Yale Law School dean Heather K. Gerken described the behavior as “unacceptable,” noting in a Monday email to the campus community that it violated Yale’s norms but fell short of a disciplinary offense.

“In accordance with the University’s free expression policy, which includes a three-warning protocol, those protesting exited the room after the first warning, and the event went forward. Had the protestors shut down the event, our course of action would have been straightforward—the offending students without question would have been subject to discipline,” Gerken wrote.

Gerken also chastised students for the way they treated professor Kate Smith and dean Mike Thompson, who tried to restore order, adding, “This is not how lawyers interact.”

“I expect far more from our students, and I want to state unequivocally that this cannot happen again,” Gerken wrote. “My administration will be in serious discussion with our students about our policies and norms for the rest of the semester.”

Gerken also took aim at recent media coverage, which has included multiple segments on Fox News and op-eds discouraging judges from hiring student protesters who disrupted the event.

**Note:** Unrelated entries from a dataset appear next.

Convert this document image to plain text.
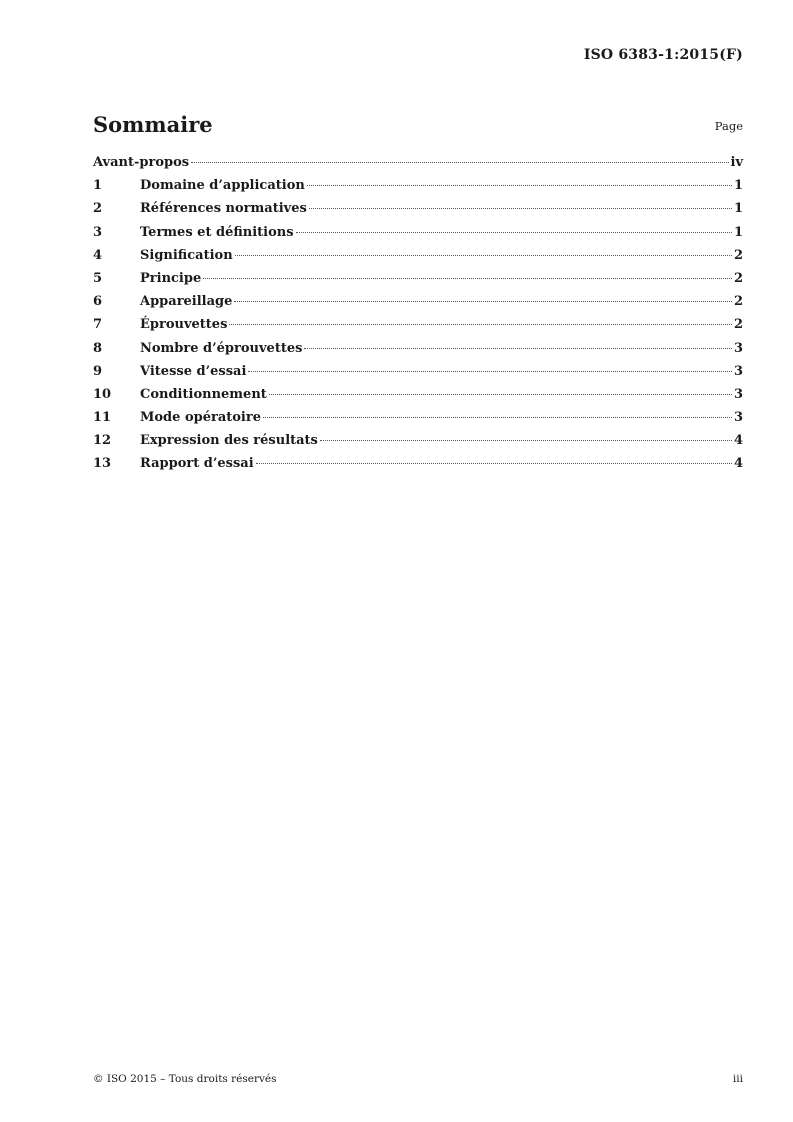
ISO 6383-1:2015(F)
Sommaire	Page
Avant-propos	iv
1	Domaine d’application	1
2	Références normatives	1
3	Termes et définitions	1
4	Signification	2
5	Principe	2
6	Appareillage	2
7	Éprouvettes	2
8	Nombre d’éprouvettes	3
9	Vitesse d’essai	3
10	Conditionnement	3
11	Mode opératoire	3
12	Expression des résultats	4
13	Rapport d’essai	4
© ISO 2015 – Tous droits réservés	iii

“In our statement-hungry culture, university leaders are constantly asked to be referees, encouraging our students to appeal to a higher authority rather than to engage with one another and tempting outsiders to enlist academic institutions in their own political agendas,” Gerken wrote. “Statements are expected instantly from institutions whose core values include deliberation and due process—values that are essential where, as here, the reporting has been so contradictory. And pundits parse any statement to see which side they favor when the role of a university is not to take sides but to articulate its mission with clarity.”